Le collégien tendit sa joue avec contrainte et retourna à sa place avec l’air de quelqu’un que tous ces témoignages de sympathie commençaient à impatienter.
Dès le lendemain, il fallut reprendre la vie, l’inexorable vie qui a des exigences et n’entend pas qu’on s’y soustraie. Mais on aurait dit que Marianne, en quittant la maison, en avait emporté toutes les chances, tout le bonheur.
Ce fut d’abord une gelée hâtive qui perdit la totalité des betteraves ; puis la grêle qui détruisit la moisson près d’être fauchée. Jean, toujours laborieux, n’avait cependant plus le cœur, l’entrain, qui fait que l’homme se raidit contre les désastres et trouve moyen de les réparer.
Une ferme sans fermière est un bateau sans gouvernail qui va à la dérive, et Jean se décourageait de voir qu’il ne pouvait suffire à tout. On avait bien pris une femme à la journée pour faire le gros de l’ouvrage, mais ce n’étaient plus les soins entendus et intéressés de Marianne. Le jardin ne donnait plus que de rares et chétifs produits ; la basse-cour se dépeuplait, le toit aux porcs s’était effondré et n’avait point été rebâti. Une vache était morte faute de soins, une autre avait dû être vendue pour acquitter les contributions en retard.
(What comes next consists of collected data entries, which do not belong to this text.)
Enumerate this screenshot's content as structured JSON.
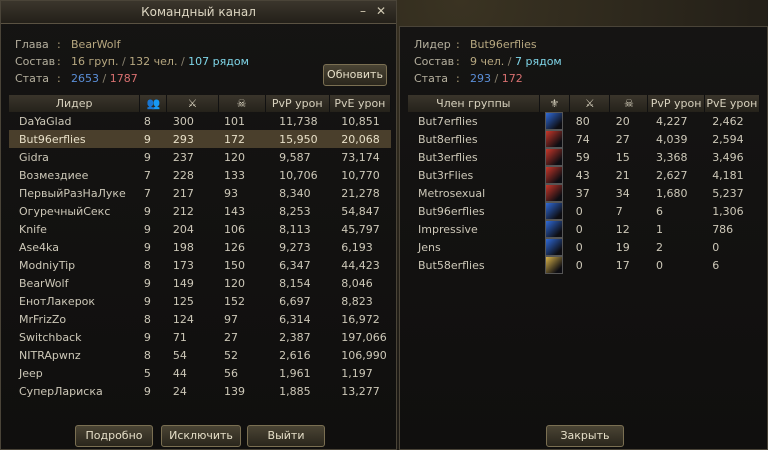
{
  "left": {
    "title": "Командный канал",
    "info": {
      "leader_label": "Глава",
      "leader_value": "BearWolf",
      "comp_label": "Состав",
      "groups": "16 груп.",
      "people": "132 чел.",
      "nearby": "107 рядом",
      "stat_label": "Стата",
      "stat_a": "2653",
      "stat_b": "1787"
    },
    "refresh_label": "Обновить",
    "headers": [
      "Лидер",
      "",
      "",
      "",
      "PvP урон",
      "PvE урон"
    ],
    "header_icons": [
      "people-icon",
      "crossed-swords-icon",
      "skull-icon"
    ],
    "rows": [
      [
        "DaYaGlad",
        "8",
        "300",
        "101",
        "11,738",
        "10,851"
      ],
      [
        "But96erflies",
        "9",
        "293",
        "172",
        "15,950",
        "20,068"
      ],
      [
        "Gidra",
        "9",
        "237",
        "120",
        "9,587",
        "73,174"
      ],
      [
        "Возмездиее",
        "7",
        "228",
        "133",
        "10,706",
        "10,770"
      ],
      [
        "ПервыйРазНаЛуке",
        "7",
        "217",
        "93",
        "8,340",
        "21,278"
      ],
      [
        "ОгуречныйСекс",
        "9",
        "212",
        "143",
        "8,253",
        "54,847"
      ],
      [
        "Knife",
        "9",
        "204",
        "106",
        "8,113",
        "45,797"
      ],
      [
        "Ase4ka",
        "9",
        "198",
        "126",
        "9,273",
        "6,193"
      ],
      [
        "ModniyTip",
        "8",
        "173",
        "150",
        "6,347",
        "44,423"
      ],
      [
        "BearWolf",
        "9",
        "149",
        "120",
        "8,154",
        "8,046"
      ],
      [
        "ЕнотЛакерок",
        "9",
        "125",
        "152",
        "6,697",
        "8,823"
      ],
      [
        "MrFrizZo",
        "8",
        "124",
        "97",
        "6,314",
        "16,972"
      ],
      [
        "Switchback",
        "9",
        "71",
        "27",
        "2,387",
        "197,066"
      ],
      [
        "NITRApwnz",
        "8",
        "54",
        "52",
        "2,616",
        "106,990"
      ],
      [
        "Jeep",
        "5",
        "44",
        "56",
        "1,961",
        "1,197"
      ],
      [
        "СуперЛариска",
        "9",
        "24",
        "139",
        "1,885",
        "13,277"
      ]
    ],
    "selected_row": 1,
    "buttons": {
      "details": "Подробно",
      "exclude": "Исключить",
      "leave": "Выйти"
    }
  },
  "right": {
    "info": {
      "leader_label": "Лидер",
      "leader_value": "But96erflies",
      "comp_label": "Состав",
      "people": "9 чел.",
      "nearby": "7 рядом",
      "stat_label": "Стата",
      "stat_a": "293",
      "stat_b": "172"
    },
    "headers": [
      "Член группы",
      "",
      "",
      "",
      "PvP урон",
      "PvE урон"
    ],
    "header_icons": [
      "class-icon",
      "crossed-swords-icon",
      "skull-icon"
    ],
    "rows": [
      [
        "But7erflies",
        "80",
        "20",
        "4,227",
        "2,462"
      ],
      [
        "But8erflies",
        "74",
        "27",
        "4,039",
        "2,594"
      ],
      [
        "But3erflies",
        "59",
        "15",
        "3,368",
        "3,496"
      ],
      [
        "But3rFlies",
        "43",
        "21",
        "2,627",
        "4,181"
      ],
      [
        "Metrosexual",
        "37",
        "34",
        "1,680",
        "5,237"
      ],
      [
        "But96erflies",
        "0",
        "7",
        "6",
        "1,306"
      ],
      [
        "Impressive",
        "0",
        "12",
        "1",
        "786"
      ],
      [
        "Jens",
        "0",
        "19",
        "2",
        "0"
      ],
      [
        "But58erflies",
        "0",
        "17",
        "0",
        "6"
      ]
    ],
    "class_icons": [
      "blue",
      "red",
      "red",
      "red",
      "red",
      "blue",
      "blue",
      "blue",
      "gold"
    ],
    "close_label": "Закрыть"
  },
  "colors": {
    "accent_blue": "#5b8fd8",
    "accent_red": "#d87070",
    "accent_cyan": "#7fd6e8"
  }
}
Les dépenses ne diminuaient pas, loin de là. Gilbert avait terminé ses études et était entré à Paris, petit commis chez un banquier. Ses appointements n’étant point suffisants, il avait fallu y suppléer par une pension. Cette pension, si modique qu’elle fût, était encore trop lourde pour les ressources de Jean dont la bourse se vidait et ne se remplissait plus.
Et, sans pitié pour ce dénuement qui allait croissant et s’acheminait vers la misère, le jeune Bolnot n’avait que du mépris pour ce qu’il appelait la mauvaise administration du père Duru, sans vouloir convenir que si les quelques milliers de francs qu’il avait coûtés étaient restés en réserve à la maison, ils auraient pu servir à parer bien des évènements malheureux, et permettre de maintenir les choses en bon état.
Tant et si bien que le pauvre Jean, découragé, s’en alla en langueur et qu’il mourut, dit le médecin, parce qu’il n’avait plus envie de vivre.
Et voici comment François Duru et sa sœur Etiennette, à l’âge où l’on a si grand besoin d’un soutien affectueux et solide, se trouvaient seuls dans la vie.